Выбрать главу

Впрочем, столь же смутные представления сложились у Билла и о других офицерах: рядовым в период рекрутского обучения не полагалось иметь дела с офицерским составом. Однажды ему все же довелось довольно прилично рассмотреть одного в ранге второго лейтенанта. Он даже установил, что у того есть лицо! Был еще один военный врач, читавший рекрутам лекцию о венерических болезнях, который как-то оказался всего лишь в тридцати футах от Билла. Билл, однако, о нем ничего сказать не мог, так как ему досталось место за колонной, и он там сразу же захрапел.

Когда оркестр умолк, выплыли снабженные антигравитационными приспособлениями громкоговорители, повисли над солдатами, и из них зазвучал голос генерала. В этой речи почти ничего любопытного для солдат не было. Только в самом конце генерал объявил, что из-за тяжелых потерь на полях сражений обучение новобранцев пойдет ускоренными темпами. Это и было то, чего они боялись. Снова заиграл оркестр, и новобранцы промаршировали к баракам, переоделись в грубую повседневную форму, а потом их маршем, но уже вдвое быстрее, погнали на стрельбище. Там они палили из атомных винтовок по пластиковым макетам чинжеров, которые выскакивали из специальных люков. Стреляли они отвратительно, пока из люка не выскочил Смертвич Дрэнг. Тут уж все стрелки переключили винтовки на автоматический огонь, и каждый влепил ему без промаха целую обойму, что безусловно было рекордом меткости. Когда же дым рассеялся, ликующие вопли перешли в крики отчаянья, ибо в прах разлетелся вовсе не Смертвич, а только его пластиковый макет. Оригинал же возник у них за спиной и, оскалив клыки, вкатил им по месяцу нарядов вне очереди.

— Странная штуковина — человеческий организм, — говорил месяц спустя Скотина Браун, когда они, собравшись в столовой для нижних чинов, жевали сосиски из какой-то дряни, заключенной в целлофановую обертку, и запивали их теплым водянистым пивом. Браун был пастухом тоатов с равнин, за что его и прозвали Скотиной, так как всем известно, чем они там занимаются со своими тоатами. Он отличался высоким ростом, худобой, кривыми ногами и загорелым до цвета дубленой кожи лицом.
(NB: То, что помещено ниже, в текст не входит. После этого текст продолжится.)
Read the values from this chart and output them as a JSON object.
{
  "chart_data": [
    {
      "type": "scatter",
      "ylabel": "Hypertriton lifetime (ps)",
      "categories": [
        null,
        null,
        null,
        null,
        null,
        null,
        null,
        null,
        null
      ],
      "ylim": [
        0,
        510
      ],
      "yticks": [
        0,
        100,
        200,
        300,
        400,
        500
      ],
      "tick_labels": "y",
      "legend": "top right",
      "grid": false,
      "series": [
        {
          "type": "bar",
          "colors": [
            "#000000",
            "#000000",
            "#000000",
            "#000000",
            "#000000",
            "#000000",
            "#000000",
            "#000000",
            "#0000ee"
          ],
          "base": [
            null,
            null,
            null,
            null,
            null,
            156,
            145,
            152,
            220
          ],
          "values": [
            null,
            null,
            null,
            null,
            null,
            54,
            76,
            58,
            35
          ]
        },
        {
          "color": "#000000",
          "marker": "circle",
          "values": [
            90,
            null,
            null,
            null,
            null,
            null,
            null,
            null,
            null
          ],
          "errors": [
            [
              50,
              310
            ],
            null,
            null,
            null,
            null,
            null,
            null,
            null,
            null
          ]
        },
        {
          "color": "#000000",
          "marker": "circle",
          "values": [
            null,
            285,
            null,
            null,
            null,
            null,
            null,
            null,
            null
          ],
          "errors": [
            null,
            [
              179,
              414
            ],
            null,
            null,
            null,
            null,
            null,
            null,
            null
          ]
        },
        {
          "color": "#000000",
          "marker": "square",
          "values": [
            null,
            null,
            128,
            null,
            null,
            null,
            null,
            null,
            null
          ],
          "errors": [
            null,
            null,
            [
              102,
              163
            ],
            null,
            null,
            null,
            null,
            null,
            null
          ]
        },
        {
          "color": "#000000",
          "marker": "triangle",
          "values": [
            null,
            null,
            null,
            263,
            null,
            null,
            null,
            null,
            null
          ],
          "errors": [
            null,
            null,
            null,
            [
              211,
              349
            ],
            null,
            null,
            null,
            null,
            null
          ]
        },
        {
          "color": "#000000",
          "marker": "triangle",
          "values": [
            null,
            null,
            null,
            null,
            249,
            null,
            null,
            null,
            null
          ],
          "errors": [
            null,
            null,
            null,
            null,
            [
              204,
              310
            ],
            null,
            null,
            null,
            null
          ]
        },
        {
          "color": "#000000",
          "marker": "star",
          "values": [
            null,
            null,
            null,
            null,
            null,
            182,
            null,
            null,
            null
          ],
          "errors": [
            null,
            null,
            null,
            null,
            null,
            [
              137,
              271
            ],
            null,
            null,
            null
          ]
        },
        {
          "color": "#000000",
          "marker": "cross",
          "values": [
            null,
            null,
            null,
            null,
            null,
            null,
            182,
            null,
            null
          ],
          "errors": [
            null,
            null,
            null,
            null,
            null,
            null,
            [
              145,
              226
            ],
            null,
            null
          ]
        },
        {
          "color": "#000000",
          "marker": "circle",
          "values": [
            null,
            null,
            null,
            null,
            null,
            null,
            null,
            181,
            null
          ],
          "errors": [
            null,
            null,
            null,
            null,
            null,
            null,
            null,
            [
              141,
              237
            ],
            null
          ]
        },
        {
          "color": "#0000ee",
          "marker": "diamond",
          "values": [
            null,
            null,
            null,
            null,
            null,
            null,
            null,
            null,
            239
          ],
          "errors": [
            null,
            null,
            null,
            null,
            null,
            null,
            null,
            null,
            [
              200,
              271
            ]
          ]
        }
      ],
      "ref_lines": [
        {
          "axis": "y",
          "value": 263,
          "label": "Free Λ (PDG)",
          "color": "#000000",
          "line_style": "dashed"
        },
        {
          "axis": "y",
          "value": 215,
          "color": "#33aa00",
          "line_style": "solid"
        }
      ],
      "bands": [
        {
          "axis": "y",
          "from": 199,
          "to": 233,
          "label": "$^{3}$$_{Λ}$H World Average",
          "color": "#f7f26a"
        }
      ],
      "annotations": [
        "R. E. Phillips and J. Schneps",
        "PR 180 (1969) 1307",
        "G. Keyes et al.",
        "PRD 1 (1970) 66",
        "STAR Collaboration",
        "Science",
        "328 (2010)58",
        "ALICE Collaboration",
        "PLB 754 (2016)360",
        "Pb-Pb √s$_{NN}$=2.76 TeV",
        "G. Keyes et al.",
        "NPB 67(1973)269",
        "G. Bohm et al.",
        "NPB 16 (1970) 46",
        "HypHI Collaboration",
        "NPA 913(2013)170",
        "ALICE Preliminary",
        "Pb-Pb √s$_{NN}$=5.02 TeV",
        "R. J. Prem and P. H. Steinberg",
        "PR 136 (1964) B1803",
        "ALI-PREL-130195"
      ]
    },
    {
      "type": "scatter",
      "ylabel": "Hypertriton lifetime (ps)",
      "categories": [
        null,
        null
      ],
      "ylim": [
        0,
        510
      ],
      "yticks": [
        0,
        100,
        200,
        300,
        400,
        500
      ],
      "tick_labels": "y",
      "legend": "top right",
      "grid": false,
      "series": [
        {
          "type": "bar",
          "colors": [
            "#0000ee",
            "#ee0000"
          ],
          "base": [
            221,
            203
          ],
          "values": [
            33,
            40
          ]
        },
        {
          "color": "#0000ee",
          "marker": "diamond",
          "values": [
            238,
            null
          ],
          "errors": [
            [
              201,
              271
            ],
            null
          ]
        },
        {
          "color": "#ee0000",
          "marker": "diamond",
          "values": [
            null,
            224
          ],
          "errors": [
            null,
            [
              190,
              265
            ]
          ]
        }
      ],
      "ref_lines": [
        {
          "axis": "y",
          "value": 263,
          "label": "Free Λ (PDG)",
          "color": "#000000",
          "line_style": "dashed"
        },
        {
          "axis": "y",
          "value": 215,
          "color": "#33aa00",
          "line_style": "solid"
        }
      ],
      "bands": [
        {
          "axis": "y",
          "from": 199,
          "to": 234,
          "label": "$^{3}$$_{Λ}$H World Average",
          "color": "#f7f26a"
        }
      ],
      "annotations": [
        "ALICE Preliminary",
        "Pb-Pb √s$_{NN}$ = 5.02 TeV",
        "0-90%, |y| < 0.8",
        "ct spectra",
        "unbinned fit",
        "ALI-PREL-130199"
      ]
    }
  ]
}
Говорил он мало, ибо привык к вечному безмолвию степей, которое нарушается только жутким воем потревоженных тоатов. Зато это был великий мыслитель, так как времени для размышлений у него было хоть отбавляй. Каждую мысль он обсасывал неделями, и ничто в мире не могло приостановить этот процесс. Он даже против своей клички не протестовал, хотя любой другой солдат за такое дело обязательно врезал бы в рожу. Билл, Трудяга и другие парни из десятого взвода, сидевшие за столом, восторженно заорали и застучали кулаками по столу. Так было всегда, стоило лишь Скотине раскрыть рот.

— Давай, давай, Скотина!

— Смотри-ка, оно говорит, а я-то думал, что оно давным-давно околело!

— Ну-ка, объясни, почему это организм — странная штуковина?!

Потом все смотрели, как Скотина Браун с трудом откусил шматок сосиски, мучительно долго разжевывал его и наконец проглотил с усилием, от которого у него выступили на глазах слезы. Заглушив боль в горле глотком пива, Скотина продолжал:

— Человеческий организм — странная штуковина потому, что ежели он не помер, то живет.

Все ждали продолжения, но потом поняли, что это все. Тогда раздалась брань:

— Господи, вот уж действительно Скотина!

— Шел бы ты в офицерскую школу, болван!

— Что он хотел этим сказать, ребята?

Биллу смысл сказанного был ясен, но он промолчал.

Во взводе осталась только половина прежнего состава. Лишь одного солдата куда-то перевели, прочие же либо заболели, либо сошли с ума, либо были уволены из армии, как искалеченные и более негодные к строевой службе. Либо — как умершие. Выжившие, потеряв весь свой вес до унции сверх веса костей и совершенно необходимых для жизни органов, теперь возвращались к прежним весовым категориям, наращивая мускулы и приспосабливаясь к ужасам жизни в лагере имени Льва Троцкого, ненавидя ее от этого еще сильнее.

Билла поражала эффективность этой системы. Штатские валяли дурака, забавляясь со всякими экзаменами, званиями и степенями, а эффект получался нулевой. И как же ловко разрешили эту проблему военные! Они убивали слабых и на сто процентов использовали тех, кто выжил. Эту систему он невольно уважал. И ненавидел.

— А я знаю, чего хочу! Я бабу хочу! — сказал Страшила Аглисвей.